De acordo com a Polícia Civil de Goiás, os documentos falsos foram incluídos tanto no Conselho Nacional de Justiça quanto no sistema do Tribunal de Justiça de Goiás. Os registros simulavam decisões judiciais e processos oficiais.
Segundo as investigações, os dados falsos foram inseridos no Banco Nacional de Medidas Penais e Prisões (BNMP), sistema mantido pelo CNJ, e também em processos digitais do Judiciário goiano.
Em nota, o CNJ informou que as fraudes foram feitas com credenciais de acesso roubadas de usuários de tribunais.
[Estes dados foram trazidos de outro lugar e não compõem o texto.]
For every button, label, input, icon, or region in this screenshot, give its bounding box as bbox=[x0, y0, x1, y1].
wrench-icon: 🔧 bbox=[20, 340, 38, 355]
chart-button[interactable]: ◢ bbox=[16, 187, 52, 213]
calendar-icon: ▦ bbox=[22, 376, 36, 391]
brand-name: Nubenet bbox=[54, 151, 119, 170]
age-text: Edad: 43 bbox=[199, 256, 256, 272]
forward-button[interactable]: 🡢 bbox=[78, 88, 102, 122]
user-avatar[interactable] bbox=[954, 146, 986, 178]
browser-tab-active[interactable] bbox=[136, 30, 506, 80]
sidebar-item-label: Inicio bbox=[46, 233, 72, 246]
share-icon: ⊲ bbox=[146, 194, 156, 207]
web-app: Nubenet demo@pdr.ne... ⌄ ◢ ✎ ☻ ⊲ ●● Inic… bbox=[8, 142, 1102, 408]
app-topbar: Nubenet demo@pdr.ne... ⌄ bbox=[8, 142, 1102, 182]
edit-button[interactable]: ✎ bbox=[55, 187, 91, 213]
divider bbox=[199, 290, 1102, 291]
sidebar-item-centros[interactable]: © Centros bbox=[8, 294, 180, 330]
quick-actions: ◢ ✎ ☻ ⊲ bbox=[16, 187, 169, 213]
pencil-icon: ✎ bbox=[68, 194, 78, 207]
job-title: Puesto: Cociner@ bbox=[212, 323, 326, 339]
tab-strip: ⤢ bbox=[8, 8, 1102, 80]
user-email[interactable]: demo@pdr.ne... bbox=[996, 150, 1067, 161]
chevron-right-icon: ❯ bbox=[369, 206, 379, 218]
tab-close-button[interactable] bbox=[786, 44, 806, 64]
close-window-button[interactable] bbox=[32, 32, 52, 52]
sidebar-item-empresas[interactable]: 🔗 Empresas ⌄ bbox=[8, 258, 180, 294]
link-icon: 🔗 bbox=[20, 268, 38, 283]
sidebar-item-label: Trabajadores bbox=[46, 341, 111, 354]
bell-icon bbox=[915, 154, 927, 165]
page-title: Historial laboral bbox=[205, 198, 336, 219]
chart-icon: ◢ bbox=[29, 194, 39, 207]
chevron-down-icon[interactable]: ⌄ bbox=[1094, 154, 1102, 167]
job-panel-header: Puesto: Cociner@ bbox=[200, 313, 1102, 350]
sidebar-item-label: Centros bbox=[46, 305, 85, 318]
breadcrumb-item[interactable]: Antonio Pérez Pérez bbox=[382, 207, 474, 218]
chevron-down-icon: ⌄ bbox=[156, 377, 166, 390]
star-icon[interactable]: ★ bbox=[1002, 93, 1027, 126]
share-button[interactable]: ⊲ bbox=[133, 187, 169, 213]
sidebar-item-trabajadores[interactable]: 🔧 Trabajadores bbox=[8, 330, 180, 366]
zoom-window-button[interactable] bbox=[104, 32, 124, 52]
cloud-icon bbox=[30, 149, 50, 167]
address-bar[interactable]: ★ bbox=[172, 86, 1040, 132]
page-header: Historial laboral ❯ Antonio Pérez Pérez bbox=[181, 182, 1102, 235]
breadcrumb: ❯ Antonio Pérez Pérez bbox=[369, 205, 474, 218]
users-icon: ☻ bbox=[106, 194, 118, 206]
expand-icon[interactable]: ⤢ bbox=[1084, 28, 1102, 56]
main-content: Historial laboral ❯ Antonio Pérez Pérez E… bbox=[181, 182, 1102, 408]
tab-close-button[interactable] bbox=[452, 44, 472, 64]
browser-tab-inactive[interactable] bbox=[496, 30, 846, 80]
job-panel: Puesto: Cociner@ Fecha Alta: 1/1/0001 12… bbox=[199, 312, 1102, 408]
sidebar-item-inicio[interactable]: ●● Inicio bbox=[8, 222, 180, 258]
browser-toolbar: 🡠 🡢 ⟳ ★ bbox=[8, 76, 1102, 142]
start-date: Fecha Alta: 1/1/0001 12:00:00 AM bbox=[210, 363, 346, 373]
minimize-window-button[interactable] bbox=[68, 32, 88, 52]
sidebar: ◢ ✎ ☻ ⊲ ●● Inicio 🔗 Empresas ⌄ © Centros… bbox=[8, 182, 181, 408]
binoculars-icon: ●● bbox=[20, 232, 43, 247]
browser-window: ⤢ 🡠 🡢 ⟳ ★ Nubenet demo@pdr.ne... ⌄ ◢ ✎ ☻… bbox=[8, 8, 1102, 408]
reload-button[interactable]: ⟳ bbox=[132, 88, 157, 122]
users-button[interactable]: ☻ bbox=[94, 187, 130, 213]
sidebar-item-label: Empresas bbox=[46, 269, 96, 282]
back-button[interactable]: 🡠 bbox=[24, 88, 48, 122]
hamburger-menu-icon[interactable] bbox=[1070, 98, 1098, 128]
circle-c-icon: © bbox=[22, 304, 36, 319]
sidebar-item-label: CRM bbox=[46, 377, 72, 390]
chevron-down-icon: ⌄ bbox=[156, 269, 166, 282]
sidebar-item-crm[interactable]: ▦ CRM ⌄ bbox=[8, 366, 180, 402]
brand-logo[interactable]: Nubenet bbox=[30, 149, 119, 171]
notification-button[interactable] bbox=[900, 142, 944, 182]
O órgão destacou que não houve invasão dos sistemas, e que os dados já foram corrigidos. Segundo o Conselho, nenhum mandado real chegou a ser expedido contra as autoridades citadas.
O TJGO também confirmou que identificou acessos não autorizados, criação de processos fictícios e inclusão de informações falsas. O Tribunal afirmou que abriu investigação interna, compartilhou as informações com a polícia e adotou medidas administrativas e tecnológicas para evitar novos casos.
As investigações seguem em andamento.